I remember the way she looked at me during the ceremony. Scared, yes, but there was something else beneath the fear. When I kissed her—that brief, brutal kiss meant to establish dominance—her eyes had fluttered closed for just a second before snapping open again in what looked like shock.

Shock at herself. At her own response.

And tonight, when I’d expected ice or resignation or passive acceptance, I’d found—

Fire.

Hidden beneath all that fear and vulnerability was heat. Real, undeniable heat that matched my own despite every reason it shouldn’t exist.

I down another glass and welcome the numbness starting to creep in at the edges. This is exactly why I should have maintained distance and treated it like the necessary evil it was supposed to be.

Instead, I’d let myself get pulled under and let myself forget—even for a moment—who she is and why she’s here.

It can’t happen again.

Whatever physical attraction exists between us is irrelevant. Meaningless. I married her to hurt her family, to maintain control, to prevent a war that would cost me more than I could afford to lose.

I didn’t marry her to—

I snort. To what? Want her? Care about whether she’s comfortable or confused or lying awake right now wondering what the hell just happened?

I pour another glass, but my hand pauses halfway to my lips.

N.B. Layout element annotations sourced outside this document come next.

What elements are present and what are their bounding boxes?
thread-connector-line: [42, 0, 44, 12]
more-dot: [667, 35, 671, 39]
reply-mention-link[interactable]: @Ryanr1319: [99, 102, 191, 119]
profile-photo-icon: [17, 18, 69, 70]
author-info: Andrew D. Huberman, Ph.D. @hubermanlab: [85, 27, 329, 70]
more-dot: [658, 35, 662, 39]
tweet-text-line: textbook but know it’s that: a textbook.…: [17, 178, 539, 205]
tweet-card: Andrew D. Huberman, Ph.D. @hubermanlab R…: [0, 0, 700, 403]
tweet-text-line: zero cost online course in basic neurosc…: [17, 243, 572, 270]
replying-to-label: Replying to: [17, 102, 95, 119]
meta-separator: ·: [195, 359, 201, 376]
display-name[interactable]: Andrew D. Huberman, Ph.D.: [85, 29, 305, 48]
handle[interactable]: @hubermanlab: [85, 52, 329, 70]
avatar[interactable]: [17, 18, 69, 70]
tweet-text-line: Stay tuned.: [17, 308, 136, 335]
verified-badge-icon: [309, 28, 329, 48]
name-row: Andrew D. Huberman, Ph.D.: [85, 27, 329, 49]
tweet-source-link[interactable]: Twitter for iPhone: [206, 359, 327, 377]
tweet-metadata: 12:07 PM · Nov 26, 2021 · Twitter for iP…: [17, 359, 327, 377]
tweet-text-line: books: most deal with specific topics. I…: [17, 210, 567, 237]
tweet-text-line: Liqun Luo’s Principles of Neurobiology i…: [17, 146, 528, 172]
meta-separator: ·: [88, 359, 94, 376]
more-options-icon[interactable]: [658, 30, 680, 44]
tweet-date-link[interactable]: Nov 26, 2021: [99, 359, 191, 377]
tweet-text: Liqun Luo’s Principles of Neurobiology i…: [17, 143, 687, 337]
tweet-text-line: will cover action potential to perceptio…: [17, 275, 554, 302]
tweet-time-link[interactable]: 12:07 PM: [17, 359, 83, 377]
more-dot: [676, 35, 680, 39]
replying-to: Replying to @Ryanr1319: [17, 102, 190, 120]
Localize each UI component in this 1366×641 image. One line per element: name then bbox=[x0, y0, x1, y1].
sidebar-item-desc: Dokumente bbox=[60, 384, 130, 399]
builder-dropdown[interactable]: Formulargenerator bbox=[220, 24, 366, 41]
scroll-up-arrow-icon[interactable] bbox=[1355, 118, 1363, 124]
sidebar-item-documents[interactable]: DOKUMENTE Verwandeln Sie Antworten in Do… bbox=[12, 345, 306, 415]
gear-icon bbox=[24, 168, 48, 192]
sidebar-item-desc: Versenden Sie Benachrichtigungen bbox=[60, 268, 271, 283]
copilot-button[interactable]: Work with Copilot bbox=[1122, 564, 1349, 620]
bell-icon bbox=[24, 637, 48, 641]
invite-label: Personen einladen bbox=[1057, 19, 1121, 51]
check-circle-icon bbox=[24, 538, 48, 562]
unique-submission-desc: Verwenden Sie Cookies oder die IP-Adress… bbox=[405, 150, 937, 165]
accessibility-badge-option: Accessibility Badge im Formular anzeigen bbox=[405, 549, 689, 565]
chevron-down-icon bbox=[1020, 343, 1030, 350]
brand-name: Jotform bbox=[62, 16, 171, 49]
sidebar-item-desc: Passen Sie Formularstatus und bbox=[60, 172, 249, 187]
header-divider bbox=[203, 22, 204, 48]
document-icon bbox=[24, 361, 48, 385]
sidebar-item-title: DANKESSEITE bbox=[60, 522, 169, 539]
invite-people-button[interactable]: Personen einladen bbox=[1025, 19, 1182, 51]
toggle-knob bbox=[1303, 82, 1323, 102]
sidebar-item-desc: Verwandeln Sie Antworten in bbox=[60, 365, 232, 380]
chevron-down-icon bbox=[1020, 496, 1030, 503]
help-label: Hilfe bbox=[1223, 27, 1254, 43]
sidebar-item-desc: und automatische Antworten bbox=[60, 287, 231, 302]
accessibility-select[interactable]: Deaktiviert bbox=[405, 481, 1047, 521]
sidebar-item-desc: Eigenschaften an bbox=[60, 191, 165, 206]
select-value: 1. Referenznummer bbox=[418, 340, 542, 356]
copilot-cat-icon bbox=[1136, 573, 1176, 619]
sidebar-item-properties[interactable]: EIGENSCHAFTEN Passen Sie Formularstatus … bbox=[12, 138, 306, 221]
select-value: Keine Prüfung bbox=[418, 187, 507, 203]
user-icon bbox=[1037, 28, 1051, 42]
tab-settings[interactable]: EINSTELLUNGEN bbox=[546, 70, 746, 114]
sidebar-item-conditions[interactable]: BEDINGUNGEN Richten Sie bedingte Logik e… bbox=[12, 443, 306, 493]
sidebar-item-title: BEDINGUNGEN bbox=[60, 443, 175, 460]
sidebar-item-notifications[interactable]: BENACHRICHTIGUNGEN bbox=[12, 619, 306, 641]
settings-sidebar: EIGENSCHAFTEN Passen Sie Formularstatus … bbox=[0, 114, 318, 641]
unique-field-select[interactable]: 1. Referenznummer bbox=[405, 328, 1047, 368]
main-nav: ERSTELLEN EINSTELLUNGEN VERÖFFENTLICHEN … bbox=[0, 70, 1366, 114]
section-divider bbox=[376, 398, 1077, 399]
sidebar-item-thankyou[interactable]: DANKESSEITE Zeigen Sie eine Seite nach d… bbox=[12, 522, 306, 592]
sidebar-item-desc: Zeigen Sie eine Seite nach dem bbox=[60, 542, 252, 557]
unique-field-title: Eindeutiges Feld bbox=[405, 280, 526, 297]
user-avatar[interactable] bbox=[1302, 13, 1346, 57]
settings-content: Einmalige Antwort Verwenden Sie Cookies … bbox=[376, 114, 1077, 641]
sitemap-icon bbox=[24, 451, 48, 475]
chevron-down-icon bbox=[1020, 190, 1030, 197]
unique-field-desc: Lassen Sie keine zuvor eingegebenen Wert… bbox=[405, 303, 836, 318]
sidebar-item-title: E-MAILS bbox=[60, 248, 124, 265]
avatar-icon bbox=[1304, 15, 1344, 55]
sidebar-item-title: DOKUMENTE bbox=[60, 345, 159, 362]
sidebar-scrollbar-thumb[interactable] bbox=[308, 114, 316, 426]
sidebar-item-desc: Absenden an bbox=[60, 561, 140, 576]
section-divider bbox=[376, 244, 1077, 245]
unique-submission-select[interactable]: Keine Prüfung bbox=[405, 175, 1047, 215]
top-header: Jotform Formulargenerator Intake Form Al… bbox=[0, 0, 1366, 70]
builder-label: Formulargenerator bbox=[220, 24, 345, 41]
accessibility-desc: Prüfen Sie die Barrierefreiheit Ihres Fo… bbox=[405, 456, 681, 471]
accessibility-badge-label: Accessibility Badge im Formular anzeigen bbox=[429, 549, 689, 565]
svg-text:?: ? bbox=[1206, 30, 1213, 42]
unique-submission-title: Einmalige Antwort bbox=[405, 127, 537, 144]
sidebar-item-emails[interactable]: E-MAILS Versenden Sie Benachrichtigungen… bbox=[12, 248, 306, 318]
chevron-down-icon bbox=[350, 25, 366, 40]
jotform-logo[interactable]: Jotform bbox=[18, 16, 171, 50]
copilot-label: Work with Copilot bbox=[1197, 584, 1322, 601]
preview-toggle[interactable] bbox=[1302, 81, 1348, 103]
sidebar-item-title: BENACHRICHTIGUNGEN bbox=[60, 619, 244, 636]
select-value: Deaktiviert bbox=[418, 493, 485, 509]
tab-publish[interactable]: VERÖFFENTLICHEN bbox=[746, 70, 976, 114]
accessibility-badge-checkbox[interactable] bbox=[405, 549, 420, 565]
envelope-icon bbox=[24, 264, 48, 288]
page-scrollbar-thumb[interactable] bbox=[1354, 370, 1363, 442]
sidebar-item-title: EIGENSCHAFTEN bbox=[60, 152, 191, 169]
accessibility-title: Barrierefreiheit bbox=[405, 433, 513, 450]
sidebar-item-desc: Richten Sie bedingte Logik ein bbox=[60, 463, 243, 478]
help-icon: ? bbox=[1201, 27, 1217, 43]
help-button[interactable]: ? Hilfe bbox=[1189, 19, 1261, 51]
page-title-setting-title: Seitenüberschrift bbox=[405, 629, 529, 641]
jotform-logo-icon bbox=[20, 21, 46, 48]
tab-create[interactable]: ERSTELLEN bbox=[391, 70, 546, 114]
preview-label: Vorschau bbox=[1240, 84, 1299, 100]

Her family killed Alexei. That’s the fact that matters. That’s the truth that overrides everything else. Vincent Ashford’s brother murdered my brother, and whether Vera knew about it or not or was involved, she’s still one of them.

She’s still the enemy.

I look at the photo of Alexei on my desk. His smile. His joy. Everything that was stolen from him.

“I’m sorry,” I murmur to the photograph. “I’m sorry, brother. I’m doing this for you. For justice.”

But the words ring hollow even to my own ears.

Because tonight didn’t feel like justice. It felt like something else entirely.

I drain the glass and reach for the bottle again, but it’s empty. What the fuck? When did that happen?

The office is starting to spin slightly, and exhaustion is pulling at me with heavy hands. I should go to bed and sleep this off.

But I can’t go back upstairs because she’s there. I can’t risk being that close to her again or trust myself not to—

No.

I’ll sleep here. On the couch in my office. It’s safer that way.

Safer for both of us.

Because the really fucked up thing (the thing that’s keeping me awake and drinking at two in the morning) isn’t that I hate her.

It’s that I’m not sure I do.

And that confusion, that uncertainty, is more dangerous than any enemy I’ve ever faced.